You've made such a good point, Maryann--it really is all about the connections, isn't it? So easy to forget that when there are 24/7 commercials on TV right now. Thanks so much for sharing your post.

Maryann Miller said...

Thanks for stopping by Elizabeth. I've been trying to ignore the ads. I've purchased some gifts from local artists and writers and I think those gifts will be more appreciated than the latest gadget being pushed on the airways.

Margaret Duarte said...

For years I made homemade items for family and friends, so I understand exactly what you're saying. Now that I've taken up writing, there's no time for homemade gifts. I pray that someday after I get published, I can finally hand out free books (with a personal message written inside) to everyone. I'd say that counts as homemade.

Mason Canyon said...

I love this post. It's a great reminder that gift giving shouldn't be about how big or expensive the gift is, but come from the heart. Thanks for sharing your story Maryann.
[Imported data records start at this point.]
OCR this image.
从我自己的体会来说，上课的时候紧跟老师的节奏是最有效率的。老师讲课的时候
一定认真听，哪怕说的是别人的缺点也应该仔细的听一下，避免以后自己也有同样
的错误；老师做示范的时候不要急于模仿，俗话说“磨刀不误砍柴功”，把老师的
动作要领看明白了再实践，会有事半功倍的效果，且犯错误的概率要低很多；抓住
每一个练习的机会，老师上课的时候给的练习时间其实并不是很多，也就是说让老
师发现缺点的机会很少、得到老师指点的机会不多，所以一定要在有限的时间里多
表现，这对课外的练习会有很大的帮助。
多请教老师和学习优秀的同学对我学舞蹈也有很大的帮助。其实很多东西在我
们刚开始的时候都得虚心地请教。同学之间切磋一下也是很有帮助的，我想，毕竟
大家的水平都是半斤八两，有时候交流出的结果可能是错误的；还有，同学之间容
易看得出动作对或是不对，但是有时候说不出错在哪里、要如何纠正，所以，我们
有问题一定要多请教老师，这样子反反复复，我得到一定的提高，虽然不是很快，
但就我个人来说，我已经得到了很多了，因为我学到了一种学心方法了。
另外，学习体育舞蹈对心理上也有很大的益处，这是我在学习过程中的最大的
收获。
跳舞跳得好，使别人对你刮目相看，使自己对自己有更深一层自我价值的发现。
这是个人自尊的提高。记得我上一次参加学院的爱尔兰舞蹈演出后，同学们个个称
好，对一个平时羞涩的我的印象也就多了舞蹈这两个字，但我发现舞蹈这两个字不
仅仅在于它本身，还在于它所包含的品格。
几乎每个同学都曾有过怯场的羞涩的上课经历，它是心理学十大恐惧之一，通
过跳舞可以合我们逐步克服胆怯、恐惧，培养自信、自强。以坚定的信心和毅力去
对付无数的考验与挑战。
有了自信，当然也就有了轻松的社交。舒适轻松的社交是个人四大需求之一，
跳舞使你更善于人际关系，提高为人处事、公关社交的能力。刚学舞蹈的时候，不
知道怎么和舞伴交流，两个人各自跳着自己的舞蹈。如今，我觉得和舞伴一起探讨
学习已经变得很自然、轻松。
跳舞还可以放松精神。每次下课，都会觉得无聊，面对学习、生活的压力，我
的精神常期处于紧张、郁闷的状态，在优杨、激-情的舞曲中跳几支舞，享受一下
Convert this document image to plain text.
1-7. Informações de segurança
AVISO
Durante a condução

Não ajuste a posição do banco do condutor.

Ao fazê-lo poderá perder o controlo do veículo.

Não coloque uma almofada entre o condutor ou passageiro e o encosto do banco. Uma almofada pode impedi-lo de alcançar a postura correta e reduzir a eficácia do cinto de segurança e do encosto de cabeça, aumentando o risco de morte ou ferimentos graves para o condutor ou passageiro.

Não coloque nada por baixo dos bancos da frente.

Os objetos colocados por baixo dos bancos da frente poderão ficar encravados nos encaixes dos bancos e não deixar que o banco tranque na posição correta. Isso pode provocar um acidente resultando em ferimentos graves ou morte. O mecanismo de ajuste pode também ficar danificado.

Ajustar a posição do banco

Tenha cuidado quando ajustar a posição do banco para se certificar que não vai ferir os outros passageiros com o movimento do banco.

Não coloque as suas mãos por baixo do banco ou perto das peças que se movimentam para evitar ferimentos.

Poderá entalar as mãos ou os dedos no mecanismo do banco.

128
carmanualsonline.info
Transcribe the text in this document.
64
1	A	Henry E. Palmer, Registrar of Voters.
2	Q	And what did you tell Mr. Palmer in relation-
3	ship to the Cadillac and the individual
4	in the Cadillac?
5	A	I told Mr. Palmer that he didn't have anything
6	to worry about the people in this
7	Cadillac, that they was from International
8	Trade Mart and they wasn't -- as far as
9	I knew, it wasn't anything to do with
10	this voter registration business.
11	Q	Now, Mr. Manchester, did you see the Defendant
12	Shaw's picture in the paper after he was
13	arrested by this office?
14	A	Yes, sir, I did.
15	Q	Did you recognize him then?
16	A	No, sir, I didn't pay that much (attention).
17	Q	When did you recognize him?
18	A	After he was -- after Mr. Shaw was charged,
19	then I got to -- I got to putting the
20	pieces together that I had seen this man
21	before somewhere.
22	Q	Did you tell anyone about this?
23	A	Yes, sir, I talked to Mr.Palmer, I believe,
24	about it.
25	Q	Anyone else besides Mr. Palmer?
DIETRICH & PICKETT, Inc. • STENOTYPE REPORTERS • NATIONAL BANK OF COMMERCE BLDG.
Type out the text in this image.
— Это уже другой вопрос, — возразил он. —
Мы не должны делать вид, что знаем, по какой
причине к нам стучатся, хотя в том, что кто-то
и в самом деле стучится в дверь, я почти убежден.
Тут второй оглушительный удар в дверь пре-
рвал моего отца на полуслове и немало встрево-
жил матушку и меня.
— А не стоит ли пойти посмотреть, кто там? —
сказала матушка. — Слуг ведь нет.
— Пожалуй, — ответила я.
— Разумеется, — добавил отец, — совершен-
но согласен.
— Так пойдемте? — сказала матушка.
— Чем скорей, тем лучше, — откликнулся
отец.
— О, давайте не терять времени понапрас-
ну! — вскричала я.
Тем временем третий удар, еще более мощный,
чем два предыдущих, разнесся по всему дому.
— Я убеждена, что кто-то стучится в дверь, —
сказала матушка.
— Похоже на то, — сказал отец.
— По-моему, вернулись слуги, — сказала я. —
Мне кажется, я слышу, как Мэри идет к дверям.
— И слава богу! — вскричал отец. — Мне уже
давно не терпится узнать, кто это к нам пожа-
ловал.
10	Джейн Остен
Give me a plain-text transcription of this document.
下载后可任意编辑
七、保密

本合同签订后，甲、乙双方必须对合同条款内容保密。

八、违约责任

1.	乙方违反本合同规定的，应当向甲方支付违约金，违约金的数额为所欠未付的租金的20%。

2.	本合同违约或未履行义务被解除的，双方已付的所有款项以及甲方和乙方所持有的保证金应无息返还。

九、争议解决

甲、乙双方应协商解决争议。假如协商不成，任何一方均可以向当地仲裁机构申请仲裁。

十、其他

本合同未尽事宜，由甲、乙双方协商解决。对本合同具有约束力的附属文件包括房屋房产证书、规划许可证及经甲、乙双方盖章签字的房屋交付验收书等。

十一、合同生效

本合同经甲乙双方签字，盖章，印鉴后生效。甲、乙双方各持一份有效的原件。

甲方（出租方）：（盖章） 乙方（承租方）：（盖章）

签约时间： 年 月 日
Terry, thanks for hosting Maryann.

Thoughts in Progress

Shannon said...

Aww, that is so sweet!

Jenyfer Matthews said...

I don't always have the time to make presents for everyone, but I do always truly appreciate when someone takes the time and puts forth the effort to make me one.

One lesson I taught my children early on about gifts is that whether they are homemade or not, no one is under any obligation to give you a present and if they felt motivated to give you anything at all the only appropriate response was a sincere "thank you", like the present or not!